I'd like add no-argument overloads to CharSequence, String, and StringBuilder (JDK-8364007)
Roger Riggs
roger.riggs at oracle.com
Wed Aug 20 21:48:56 UTC 2025
HI,
This seems like a reasonable idea.
For CharSequence, I would add them as default methods on CharSequence
and include the API Character.codePointCount(csq, begin, end)).

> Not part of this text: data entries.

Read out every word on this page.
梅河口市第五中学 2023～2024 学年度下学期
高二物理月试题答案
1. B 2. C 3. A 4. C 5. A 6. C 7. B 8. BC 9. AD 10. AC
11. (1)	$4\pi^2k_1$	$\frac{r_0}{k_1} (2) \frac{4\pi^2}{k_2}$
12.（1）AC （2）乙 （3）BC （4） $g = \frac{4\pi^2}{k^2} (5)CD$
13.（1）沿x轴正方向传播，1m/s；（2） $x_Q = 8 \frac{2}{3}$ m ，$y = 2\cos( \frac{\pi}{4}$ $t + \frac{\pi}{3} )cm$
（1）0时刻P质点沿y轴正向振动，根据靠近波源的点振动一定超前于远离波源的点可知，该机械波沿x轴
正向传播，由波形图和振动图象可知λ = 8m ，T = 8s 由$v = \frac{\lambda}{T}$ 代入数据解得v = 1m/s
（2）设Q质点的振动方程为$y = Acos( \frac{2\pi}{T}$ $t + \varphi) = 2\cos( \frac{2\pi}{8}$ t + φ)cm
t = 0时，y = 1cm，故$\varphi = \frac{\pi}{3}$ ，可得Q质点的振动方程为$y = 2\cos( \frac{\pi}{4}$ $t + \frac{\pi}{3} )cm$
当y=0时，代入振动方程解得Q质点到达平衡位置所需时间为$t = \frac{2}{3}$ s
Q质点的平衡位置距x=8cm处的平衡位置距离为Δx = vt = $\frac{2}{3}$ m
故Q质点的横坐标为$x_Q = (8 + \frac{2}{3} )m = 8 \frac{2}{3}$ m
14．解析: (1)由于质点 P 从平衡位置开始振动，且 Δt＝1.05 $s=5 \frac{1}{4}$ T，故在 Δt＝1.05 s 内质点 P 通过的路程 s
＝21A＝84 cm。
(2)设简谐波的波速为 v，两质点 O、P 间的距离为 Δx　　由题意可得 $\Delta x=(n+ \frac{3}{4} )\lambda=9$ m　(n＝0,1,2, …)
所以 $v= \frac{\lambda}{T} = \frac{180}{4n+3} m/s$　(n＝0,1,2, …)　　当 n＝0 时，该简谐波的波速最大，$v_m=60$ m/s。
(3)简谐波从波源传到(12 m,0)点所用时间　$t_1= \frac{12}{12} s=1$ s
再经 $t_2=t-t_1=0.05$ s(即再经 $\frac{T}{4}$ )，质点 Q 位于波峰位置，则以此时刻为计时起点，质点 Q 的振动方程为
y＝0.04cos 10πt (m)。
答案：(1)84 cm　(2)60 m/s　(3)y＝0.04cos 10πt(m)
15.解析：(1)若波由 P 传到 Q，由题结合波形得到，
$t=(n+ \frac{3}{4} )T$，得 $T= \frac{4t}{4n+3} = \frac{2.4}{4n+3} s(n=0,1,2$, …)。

The char array version will still need to be in Character.
Regards, Roger
On 8/11/25 7:37 PM, Uchino Tatsunori wrote:
> Dear Chen-san,
>
> The beginIndex there is just a mistake that must have been removed.
>
> String.codePointCount()
>
> is the correct suggestion, as you can imagine. I am sorry for the
> confusion.
>
> Regards,
>
> Tatsunori Uchino
>
> 2025/08/12 7:29 Chen Liang <chen.l.liang at oracle.com>:
>
> Hi Uchino, I think your request is sensible in general.
>
> Do you intend to require a beginIndex for the codePointCount for
> String? I think a no-arg version suffices.
>
> Also forwarding this to i18n-dev as it is the locale-related list.
>
> P.S. When you reply, make sure you click "Reply all" so all the
> recipients of this current mail gets your reply. Otherwise, the
> reply is only sent to me, and others on the list won't see your reply.
>
> Regards, Chen
> ------------------------------------------------------------------------
> *From:* core-libs-dev <core-libs-dev-retn at openjdk.org> on behalf
> of Uchino Tatsunori <tats.u at live.jp>
> *Sent:* Monday, August 11, 2025 6:54 AM
> *To:* core-libs-dev at openjdk.org <core-libs-dev at openjdk.org>
> *Subject:* I'd like add no-argument overloads to CharSequence,
> String, and StringBuilder (JDK-8364007)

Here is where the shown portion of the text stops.